Despite it's major successes, a lot of people forget to mention exactly how you have to micromanage every single unit on the map to get things done in Command & Conquer. One time I ordered some tanks across the bridge and left for a few minutes. When I came back, one tank had made it across the bridge while all the rest were still searching for another way around.
 
Honestly, compared to the wide range of non-Star Trek games out there, most of the games you listed are just average.

Most of them got better than average reviews on release. I certainly enjoyed playing them.

Most MMO's are rushed, buggy and missing content at launch. Especially for a game that switched developers a year in, without the release deadline being commensurately being pushed back. Good thing about them, and the whole reason you pay for a subscription, is that what you get at launch is not the final product.

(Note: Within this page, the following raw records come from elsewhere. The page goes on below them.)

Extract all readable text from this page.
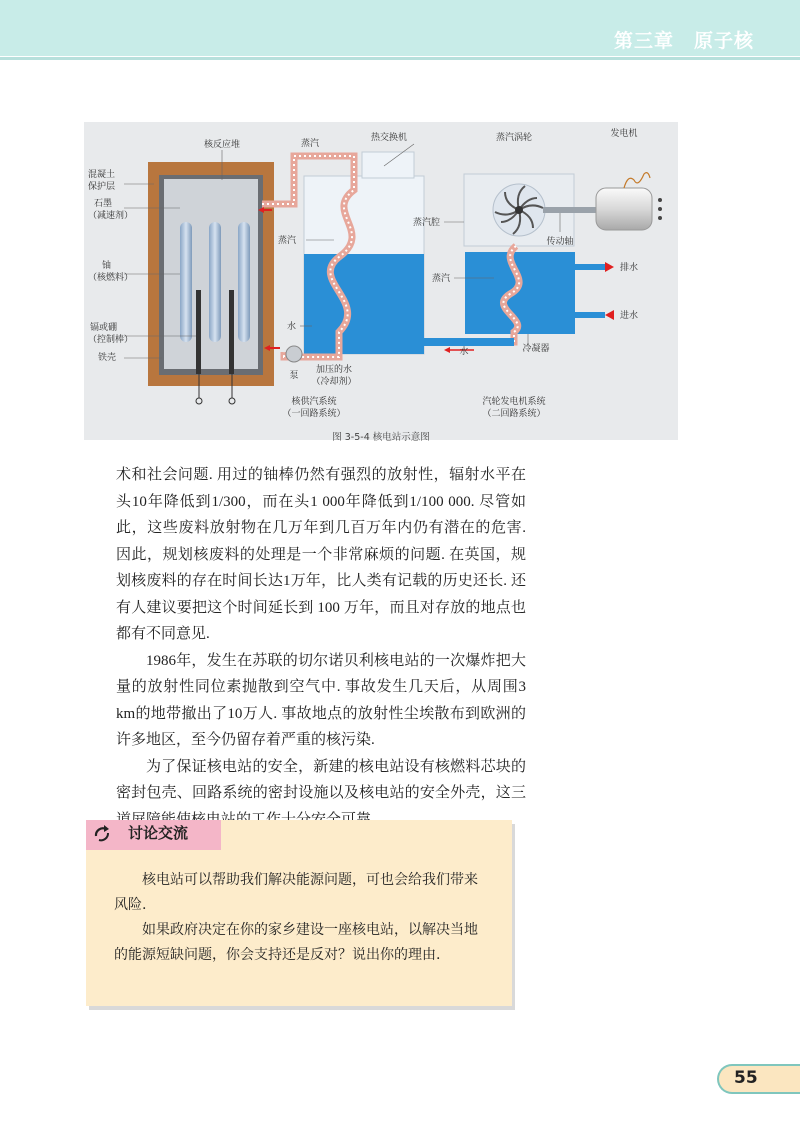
第三章 原子核
核反应堆
混凝土
保护层
石墨
（减速剂）
铀
（核燃料）
镉或硼
（控制棒）
铁壳
蒸汽
热交换机
蒸汽
水
泵
加压的水
（冷却剂）
蒸汽涡轮	发电机
蒸汽腔
传动轴
蒸汽
排水
进水
水	冷凝器
核供汽系统
（一回路系统）
汽轮发电机系统
（二回路系统）
图 3-5-4 核电站示意图

术和社会问题. 用过的铀棒仍然有强烈的放射性，辐射水平在头10年降低到1/300，而在头1 000年降低到1/100 000. 尽管如此，这些废料放射物在几万年到几百万年内仍有潜在的危害. 因此，规划核废料的处理是一个非常麻烦的问题. 在英国，规划核废料的存在时间长达1万年，比人类有记载的历史还长. 还有人建议要把这个时间延长到 100 万年，而且对存放的地点也都有不同意见.

1986年，发生在苏联的切尔诺贝利核电站的一次爆炸把大量的放射性同位素抛散到空气中. 事故发生几天后，从周围3 km的地带撤出了10万人. 事故地点的放射性尘埃散布到欧洲的许多地区，至今仍留存着严重的核污染.

为了保证核电站的安全，新建的核电站设有核燃料芯块的密封包壳、回路系统的密封设施以及核电站的安全外壳，这三

讨论交流

核电站可以帮助我们解决能源问题，可也会给我们带来风险.

如果政府决定在你的家乡建设一座核电站，以解决当地的能源短缺问题，你会支持还是反对？说出你的理由.

55
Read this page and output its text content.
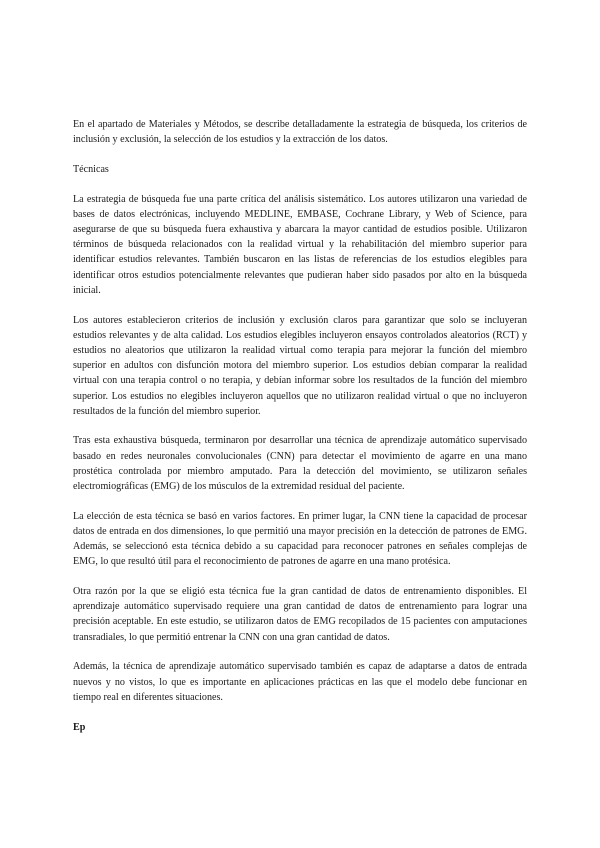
En el apartado de Materiales y Métodos, se describe detalladamente la estrategia de búsqueda, los criterios de inclusión y exclusión, la selección de los estudios y la extracción de los datos.

Técnicas

La estrategia de búsqueda fue una parte crítica del análisis sistemático. Los autores utilizaron una variedad de bases de datos electrónicas, incluyendo MEDLINE, EMBASE, Cochrane Library, y Web of Science, para asegurarse de que su búsqueda fuera exhaustiva y abarcara la mayor cantidad de estudios posible. Utilizaron términos de búsqueda relacionados con la realidad virtual y la rehabilitación del miembro superior para identificar estudios relevantes. También buscaron en las listas de referencias de los estudios elegibles para identificar otros estudios potencialmente relevantes que pudieran haber sido pasados por alto en la búsqueda inicial.

Los autores establecieron criterios de inclusión y exclusión claros para garantizar que solo se incluyeran estudios relevantes y de alta calidad. Los estudios elegibles incluyeron ensayos controlados aleatorios (RCT) y estudios no aleatorios que utilizaron la realidad virtual como terapia para mejorar la función del miembro superior en adultos con disfunción motora del miembro superior. Los estudios debían comparar la realidad virtual con una terapia control o no terapia, y debían informar sobre los resultados de la función del miembro superior. Los estudios no elegibles incluyeron aquellos que no utilizaron realidad virtual o que no incluyeron resultados de la función del miembro superior.

Tras esta exhaustiva búsqueda, terminaron por desarrollar una técnica de aprendizaje automático supervisado basado en redes neuronales convolucionales (CNN) para detectar el movimiento de agarre en una mano prostética controlada por miembro amputado. Para la detección del movimiento, se utilizaron señales electromiográficas (EMG) de los músculos de la extremidad residual del paciente.

La elección de esta técnica se basó en varios factores. En primer lugar, la CNN tiene la capacidad de procesar datos de entrada en dos dimensiones, lo que permitió una mayor precisión en la detección de patrones de EMG. Además, se seleccionó esta técnica debido a su capacidad para reconocer patrones en señales complejas de EMG, lo que resultó útil para el reconocimiento de patrones de agarre en una mano protésica.

Otra razón por la que se eligió esta técnica fue la gran cantidad de datos de entrenamiento disponibles. El aprendizaje automático supervisado requiere una gran cantidad de datos de entrenamiento para lograr una precisión aceptable. En este estudio, se utilizaron datos de EMG recopilados de 15 pacientes con amputaciones transradiales, lo que permitió entrenar la CNN con una gran cantidad de datos.

Además, la técnica de aprendizaje automático supervisado también es capaz de adaptarse a datos de entrada nuevos y no vistos, lo que es importante en aplicaciones prácticas en las que el modelo debe funcionar en tiempo real en diferentes situaciones.

Ep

At the very least, you shouldn't refer to it in the past tense. If it doesn't meet your standards (which are perfectly valid, don't think I don't understand where you're coming from) I'd suggest giving it another shot after the Season 2 release. S2 will be what STO would have been had they pushed back the aforementioned deadline. I view the game in its current state as an extended beta, which is getting slightly better each week.

I'd love for them to sort out all the issues but there are some fundamental game play issues that go far beyond fixing bugs and adding content.

The ground combat being one of them, it's broken and would take a complete redesign. Even the space combat is far from perfect. Really, considering MMOs are in their nature repetitive the most important thing they should have got right was the combat systems. Everything else builds around that. There really is no excuse for it either, they should not have even passed the game into beta until they got the fundamental aspects right.

Charlie
 
Despite it's major successes, a lot of people forget to mention exactly how you have to micromanage every single unit on the map to get things done in Command & Conquer. One time I ordered some tanks across the bridge and left for a few minutes. When I came back, one tank had made it across the bridge while all the rest were still searching for another way around.

Are we talking classic C&C though? Because I can forgive 10-15 year-old pathfinding AI for being pretty bad. And let's face it, it is pretty hilarious to order a giant squad of elite tanks to cross a bridge, only to see a quarter of them go the opposite direction, a quarter cross the bridge, and the rest mill about in apparent confusion.
 
Hey, I've had exactly that happen with Dawn of War! It's hardly a problem unique to the old C&C games, in fact I think they still somehow to struggle with collision and path-finding.
 
I can't get into World of Warcraft, Star Craft or Warcraft III. I think they nailed it with Warcraft II.
 
Mario Kart Double Dash
Awesome idea to have 2 riders on a kart.
Terrible execution of 2 riders on a kart. the second player is more of a hindrance as they make basic actions more complicated. powersliding becomes more complicated, firing weapons is unchanged, the only positive is stealing weapons.

all that needed to be done was let the 2nd player function like a turret. they can fire weapons in any direction...

oh well.
 
Hey, I've had exactly that happen with Dawn of War! It's hardly a problem unique to the old C&C games, in fact I think they still somehow to struggle with collision and path-finding.

:lol: There is really no excuse for lousy pathfinding at this point. I mean, geez, go steal the A* pseudocode algorithm from Wikipedia if you have to.
 
I remember thinking 'Oh cool, a 3d Superman game. That'd be fun, flying around and saving people/etc.'
2 hours later Superman 64 was the first game I returned without finishing.
 
Good thing about them, and the whole reason you pay for a subscription, is that what you get at launch is not the final product.
Really? Continuing to pay for a game in order to play it and the game not every being quite finished both sound like negatives to me.

I also don't think it's an excuse that cuts it in the MMORPG world these days. Many have come and gone in recent times because let's face it: a new MMORPG has to compete with existing, fully-established and fleshed out games like WoW. While it's a valid point that even WoW went through it's beginner's growing pains, people expect more from a new game, even if it means blatantly ripping off other concepts just so you can say you have them.

I also agree with the idea that, at the very least, the combat system in a game like this needs to be ironed out before launch, there is no reason something like that can't be taken care of in beta.
 
Star Trek: Online - Great concept but poor execution with no sense of progression really other than, oh! Bigger ship.

Guild Wars: Eye of the North - I know they were canceling this series but the whole series seems like a huge tease. Great game but really in the end, they could have done so much more for it. EotN was the icing on the cake for a great game but ultimately flawed in the fact they kind of abandoned it.

Unleashed - Could not get into this game.
 
Shadowrun: This was a property that was just dying to be made into an MMO. what did microsoft do? Turn it into a second run FPS. Way to mismanage a property!